The NCTN is comprised of five groups in the United States and one in Canada. The authors examined 182 clinical trials that were conducted or contributed to by the SWOG (formerly Southwest Oncology Group) Cancer Research Network with a primary end point published between January 1980 and June 2017. The authors first considered a trial to have been “practice influential” (PI) if it provided evidence that it informed recommended clinical guideline care or new drug approvals by the US Food and Drug Administration (FDA). Trials with negative findings could be classified as PI if the results were consistent with the standard of care recommendation for a given type of cancer or if they supported other standard of care.

Of the 182 trials, 45% were classified as PI (see Figure). Among these 82 PI trials, 70 were influential only on clinical practice guidelines, 6 were influential on FDA indications (drug approvals), and 6 were influential on both. The PI trials were nearly split between those with positive findings (57%) and those with negative findings (43%). With the exception of only one trial, all of the negative PI trials were influential on NCCN guidelines only. Approximately half of these negative trials provided evidence in favor of the existing standard of care, illustrating the importance of negative trials in showing which new treatments do not work. This finding of the impact of negative trials results on clinical care is especially notable as the scientific community and beyond may not fully appreciate the importance and impact of negative study results.

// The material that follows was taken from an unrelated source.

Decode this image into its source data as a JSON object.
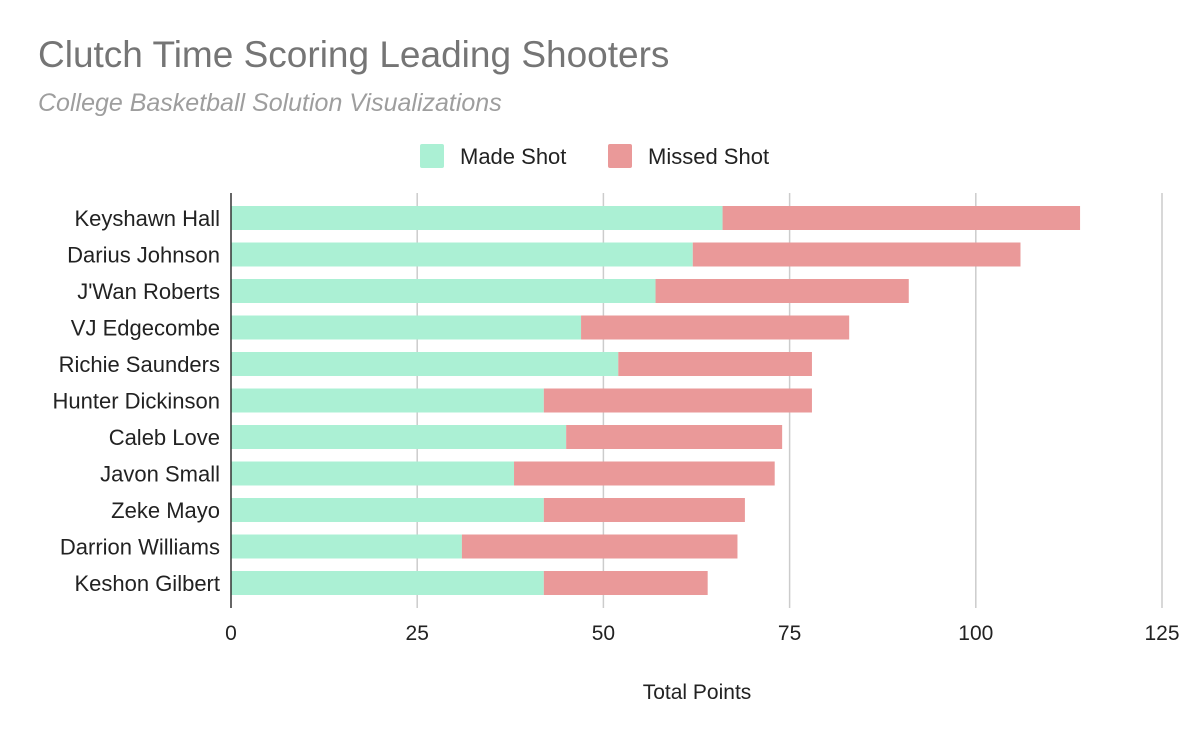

Another goal of the study was to estimate the costs associated with conducting NCI-sponsored trials. Using the National Institutes of Health online reporting tool, the combined cost of the 182 trials was estimated to be $1.36 billion when inflated to 2017 dollars. When this total cost was considered for the 82 PI trials, the breakdown was $123.6 million for each new FDA drug approval and $16.6 million per PI trial. “We found that the NCI’s clinical trials program contributes clinically meaningful, cost-effective evidence to guide care of cancer patients,” said Dr. Unger.

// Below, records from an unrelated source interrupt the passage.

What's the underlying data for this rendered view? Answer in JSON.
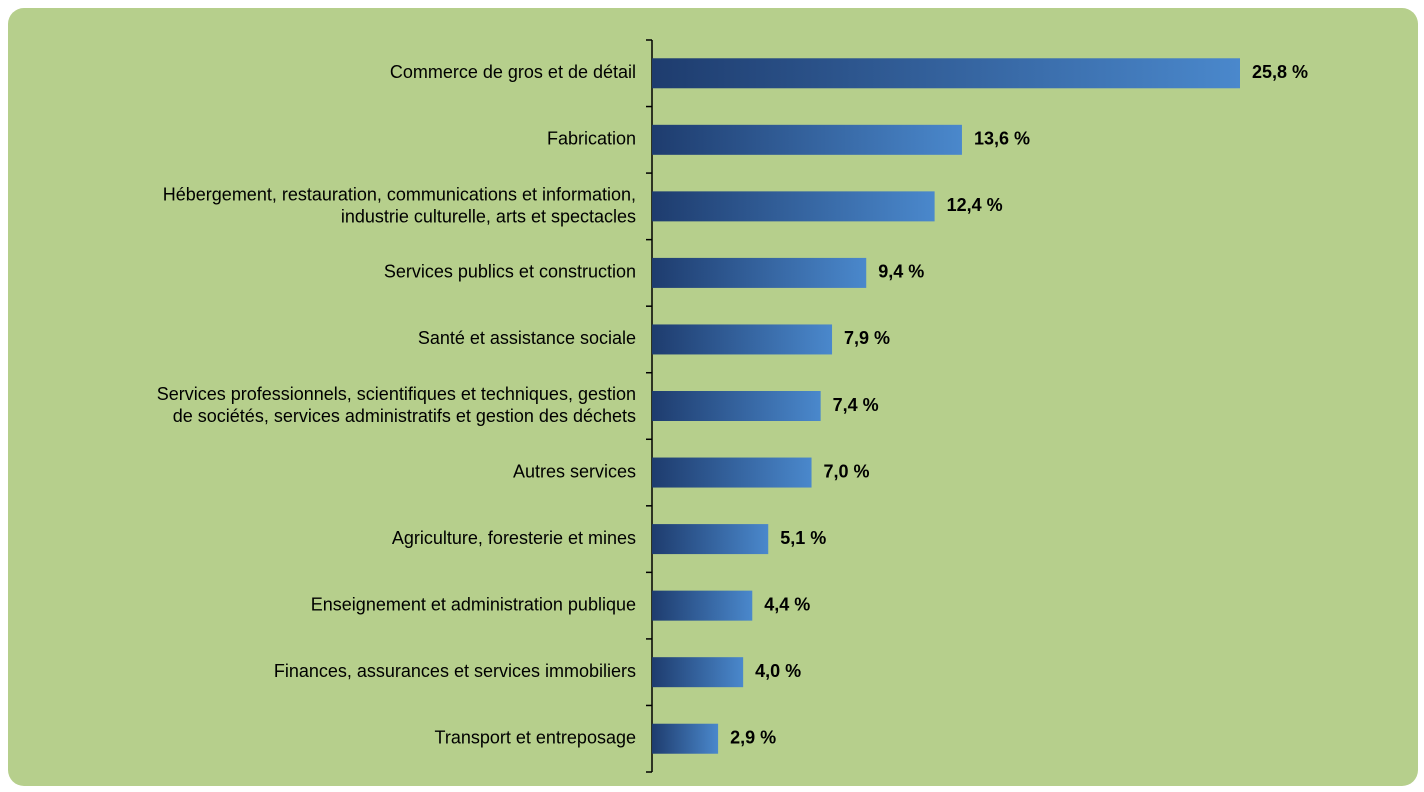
{
  "chart_data": {
    "type": "barh",
    "categories": [
      "Commerce de gros et de détail",
      "Fabrication",
      "Hébergement, restauration, communications et information,\nindustrie culturelle, arts et spectacles",
      "Services publics et construction",
      "Santé et assistance sociale",
      "Services professionnels, scientifiques et techniques, gestion\nde sociétés, services administratifs et gestion des déchets",
      "Autres services",
      "Agriculture, foresterie et mines",
      "Enseignement et administration publique",
      "Finances, assurances et services immobiliers",
      "Transport et entreposage"
    ],
    "values": [
      25.8,
      13.6,
      12.4,
      9.4,
      7.9,
      7.4,
      7.0,
      5.1,
      4.4,
      4.0,
      2.9
    ],
    "value_labels": [
      "25,8 %",
      "13,6 %",
      "12,4 %",
      "9,4 %",
      "7,9 %",
      "7,4 %",
      "7,0 %",
      "5,1 %",
      "4,4 %",
      "4,0 %",
      "2,9 %"
    ],
    "color": [
      "#1e3c6e",
      "#4a88cc"
    ],
    "background": "#b6cf8c"
  }
}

Dr. Unger summarized the overall results, “The take-home message is that NCI-sponsored studies provide clinically meaningful evidence for patients that influences their care routinely and does so at a relatively cost-effective level”. This research also highlights the impact of primary clinical trials and the downstream effects of both positive and negative trial results. “It’s important that people appreciate just how valuable these federally sponsored trials are in terms of benefit to patients with cancer,” emphasized Dr. Unger.
This work was supported by the National Cancer Institute and the Hope Foundation for Cancer Research.
Fred Hutch/UW Cancer Consortium members Drs. Joseph Unger and Michael LeBlanc contributed to this research.
Unger JM, Nghiem VT, Hershman DL, Vaidya R, LeBlanc M, Blanke CD. 2019. Association of National Cancer Institute-sponsored clinical trial network group studies with guideline care and new drug indications. JAMA Network Open. doi: 10.1001/jamanetworkopen.2019.10593.